Officiellement, les autorités coloniales évoquent quelques milliers de morts. Les historiens français et algériens parlent quant à eux de 20 000 à 45 000 victimes algériennes.
Ces massacres sont longtemps restés occultés en France, alors qu’ils sont perçus en Algérie comme l’un des actes fondateurs de la lutte pour l’indépendance.
L’espoir de l’armistice
En 1945, l’Algérie est encore colonie française depuis plus d’un siècle. Les Algériens musulmans, majoritaires, sont des citoyens de seconde zone.
Malgré leur mobilisation durant la Seconde Guerre mondiale, où plus de 130 000 Algériens musulmans ont combattu pour la France, leur situation juridique, économique et politique n’a pas évolué.
Le “code de l’indigénat” punit les autochtones de sanctions spéciales et la citoyenneté française leur est inaccessible, sauf renoncement à leur statut islamique.
Le Parti du Peuple Algérien (PPA), dirigé par Messali Hadj, réclame l’indépendance et est interdit depuis 1939. Ses militants, via les Amis du Manifeste et de la Liberté (AML), demandent pacifiquement des droits politiques.
La Charte de l'Atlantique signée par les Alliés, promettant la liberté aux peuples colonisés, nourrit leurs espoirs. C’est dans ce climat d’attente, de frustrations et d’injustices qu’éclatent les manifestations du 8 mai.

Le 8 mai 1945, Bouzid Sâal, un étudiant, refuse de baisser le drapeau algérien. Un policier tire et le tue, déclenchant une répression avec plus de 45 000 morts à Sétif et Guelma, selon les autorités algériennes
Sétif
À Sétif, le 8 mai 1945, deux défilés sont organisés : l’un officiel, célébrant la fin de la guerre, l’autre initié par les Algériens.
Celui-ci est autorisé sous conditions strictes : aucun drapeau autre que le français, pas de slogans politiques.
Dès 8h du matin, plus de 10 000 manifestants, parmi lesquels de nombreux jeunes scouts musulmans, défilent en chantant l’hymne nationaliste “Min Djibalina”, arborant des pancartes aux messages anticolonialistes : “À bas le colonialisme”, “Libérez Messali”, ou encore “Vive l’Algérie libre”.
Alors que le cortège approche du centre-ville, un incident provoque l’escalade : Bouzid Saâl, un jeune scout arborant un drapeau algérien, est abattu par un policier. La colère éclate.
Des émeutes s’ensuivent, visant principalement les colons et les forces de l’ordre colonial.

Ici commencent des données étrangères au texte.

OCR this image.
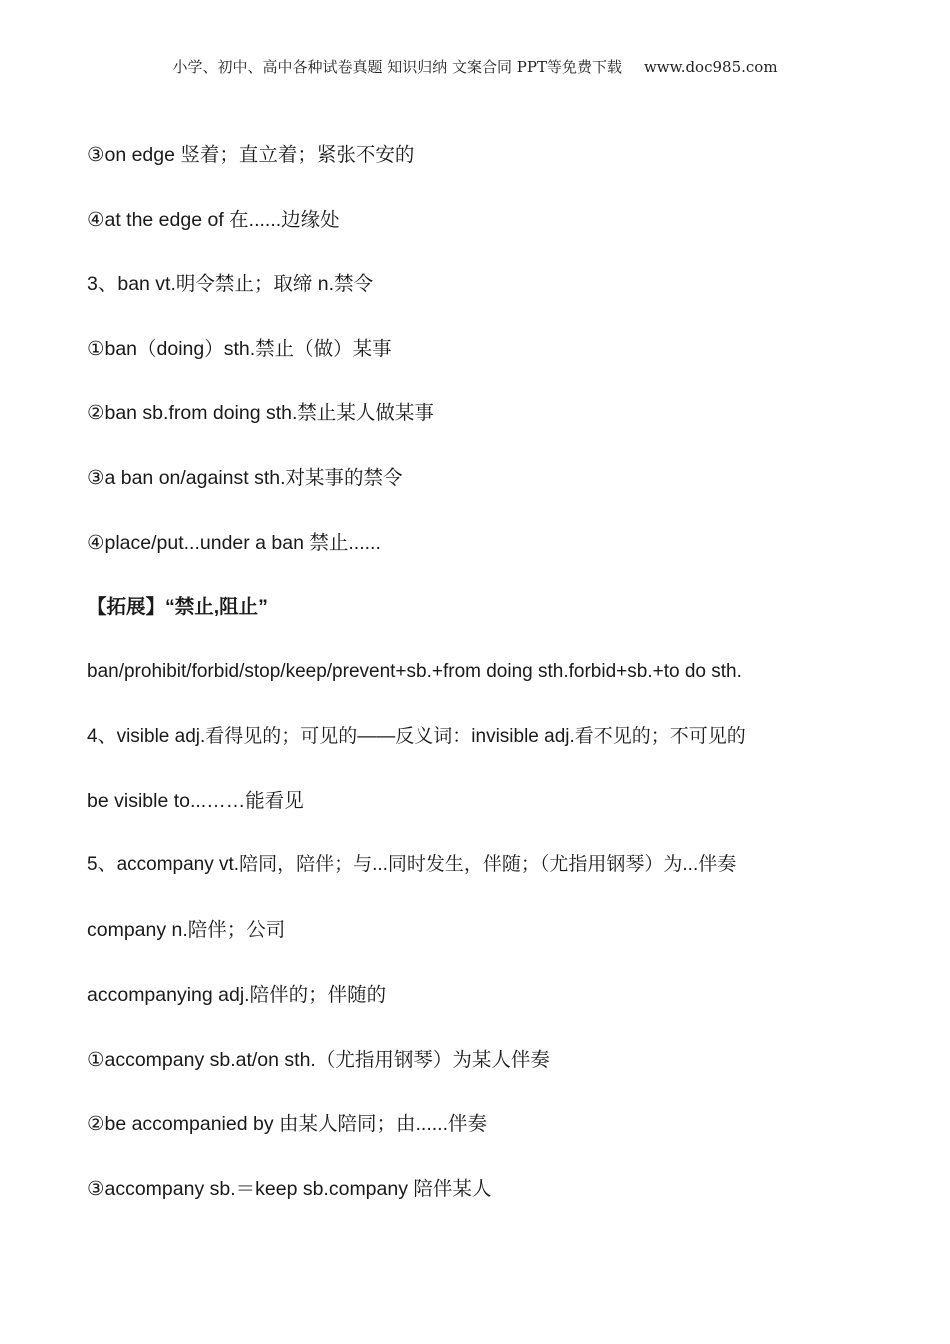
小学、初中、高中各种试卷真题 知识归纳 文案合同 PPT等免费下载 www.doc985.com
③on edge 竖着；直立着；紧张不安的
④at the edge of 在......边缘处
3、ban vt.明令禁止；取缔 n.禁令
①ban（doing）sth.禁止（做）某事
②ban sb.from doing sth.禁止某人做某事
③a ban on/against sth.对某事的禁令
④place/put...under a ban 禁止......
【拓展】“禁止,阻止”
ban/prohibit/forbid/stop/keep/prevent+sb.+from doing sth.forbid+sb.+to do sth.
4、visible adj.看得见的；可见的——反义词：invisible adj.看不见的；不可见的
be visible to...……能看见
5、accompany vt.陪同，陪伴；与...同时发生，伴随；（尤指用钢琴）为...伴奏
company n.陪伴；公司
accompanying adj.陪伴的；伴随的
①accompany sb.at/on sth.（尤指用钢琴）为某人伴奏
②be accompanied by 由某人陪同；由......伴奏
③accompany sb.＝keep sb.company 陪伴某人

Dès le 11 mai, le général Duval est chargé par de Gaulle de “rétablir l’ordre” dans ces trois villes. Il mobilise 2000 soldats : tirailleurs sénégalais, spahis tunisiens, tabors marocains, Légion étrangère, aviation, artillerie navale.
Les campagnes autour de Sétif sont bombardées. Les avions rasent les hameaux, les blindés tirent sur les villageois. Les mechtas sont brûlées, les villages décimés.

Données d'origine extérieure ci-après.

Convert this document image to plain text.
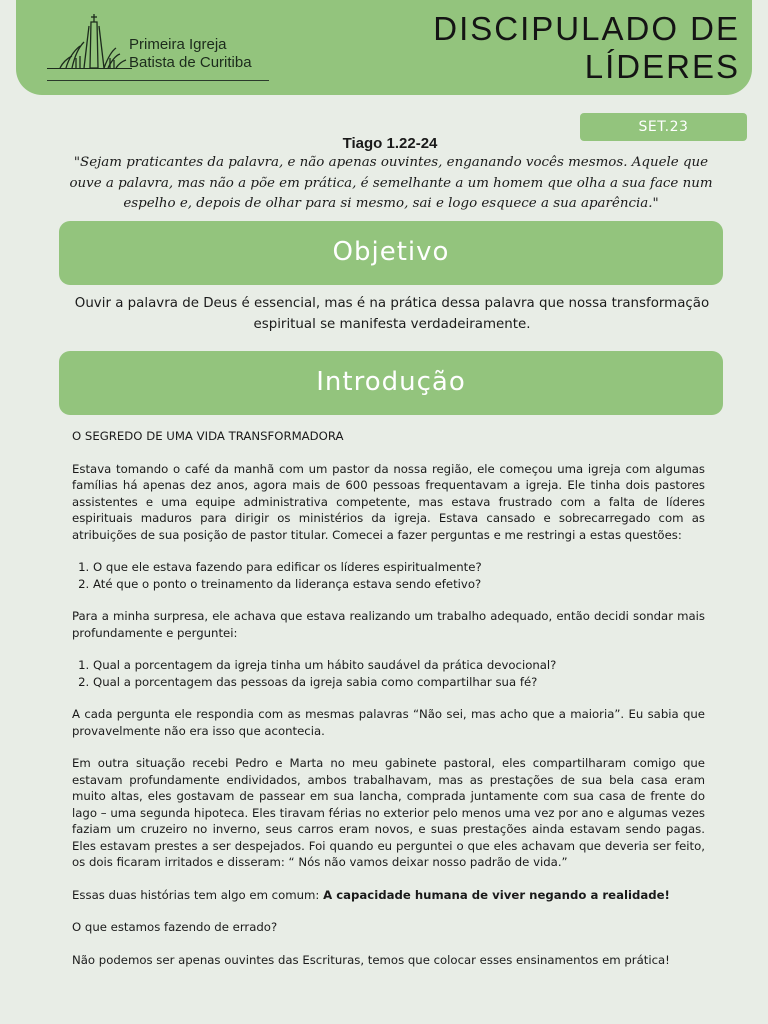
Primeira Igreja
Batista de Curitiba
DISCIPULADO DE
LÍDERES
SET.23
Tiago 1.22-24
"Sejam praticantes da palavra, e não apenas ouvintes, enganando vocês mesmos. Aquele que ouve a palavra, mas não a põe em prática, é semelhante a um homem que olha a sua face num espelho e, depois de olhar para si mesmo, sai e logo esquece a sua aparência."
Objetivo
Ouvir a palavra de Deus é essencial, mas é na prática dessa palavra que nossa transformação espiritual se manifesta verdadeiramente.
Introdução

O SEGREDO DE UMA VIDA TRANSFORMADORA

Estava tomando o café da manhã com um pastor da nossa região, ele começou uma igreja com algumas famílias há apenas dez anos, agora mais de 600 pessoas frequentavam a igreja. Ele tinha dois pastores assistentes e uma equipe administrativa competente, mas estava frustrado com a falta de líderes espirituais maduros para dirigir os ministérios da igreja. Estava cansado e sobrecarregado com as atribuições de sua posição de pastor titular. Comecei a fazer perguntas e me restringi a estas questões:

1. O que ele estava fazendo para edificar os líderes espiritualmente?
2. Até que o ponto o treinamento da liderança estava sendo efetivo?

Para a minha surpresa, ele achava que estava realizando um trabalho adequado, então decidi sondar mais profundamente e perguntei:

1. Qual a porcentagem da igreja tinha um hábito saudável da prática devocional?
2. Qual a porcentagem das pessoas da igreja sabia como compartilhar sua fé?

A cada pergunta ele respondia com as mesmas palavras “Não sei, mas acho que a maioria”. Eu sabia que provavelmente não era isso que acontecia.

Em outra situação recebi Pedro e Marta no meu gabinete pastoral, eles compartilharam comigo que estavam profundamente endividados, ambos trabalhavam, mas as prestações de sua bela casa eram muito altas, eles gostavam de passear em sua lancha, comprada juntamente com sua casa de frente do lago – uma segunda hipoteca. Eles tiravam férias no exterior pelo menos uma vez por ano e algumas vezes faziam um cruzeiro no inverno, seus carros eram novos, e suas prestações ainda estavam sendo pagas. Eles estavam prestes a ser despejados. Foi quando eu perguntei o que eles achavam que deveria ser feito, os dois ficaram irritados e disseram: “ Nós não vamos deixar nosso padrão de vida.”

Essas duas histórias tem algo em comum: A capacidade humana de viver negando a realidade!

O que estamos fazendo de errado?

Não podemos ser apenas ouvintes das Escrituras, temos que colocar esses ensinamentos em prática!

Le 8 mai 1945 reste une tâche noire et indélébile dans l’histoire du colonialisme français. Cette date renvoie à un « massacre de masse » de la population civile algérienne au moment où l’Europe célèbre la fin de la deuxième guerre mondiale.
Guelma
Le même jour, à Guelma, une manifestation de 2 000 personnes démarre pacifiquement depuis le cimetière Kermat. Jeunes et paysans défilent sans armes, scandant des slogans favorables à l’égalité et à la démocratie.
Mais leur arrivée dans le centre-ville, quartier européen, déclenche une réaction violente.
Le sous-préfet André Achiary, accompagné de notables locaux, tire en l’air, arrache un drapeau algérien et donne l’ordre de charger. Des coups de feu sont tirés. Un jeune militant est tué, plusieurs autres blessés.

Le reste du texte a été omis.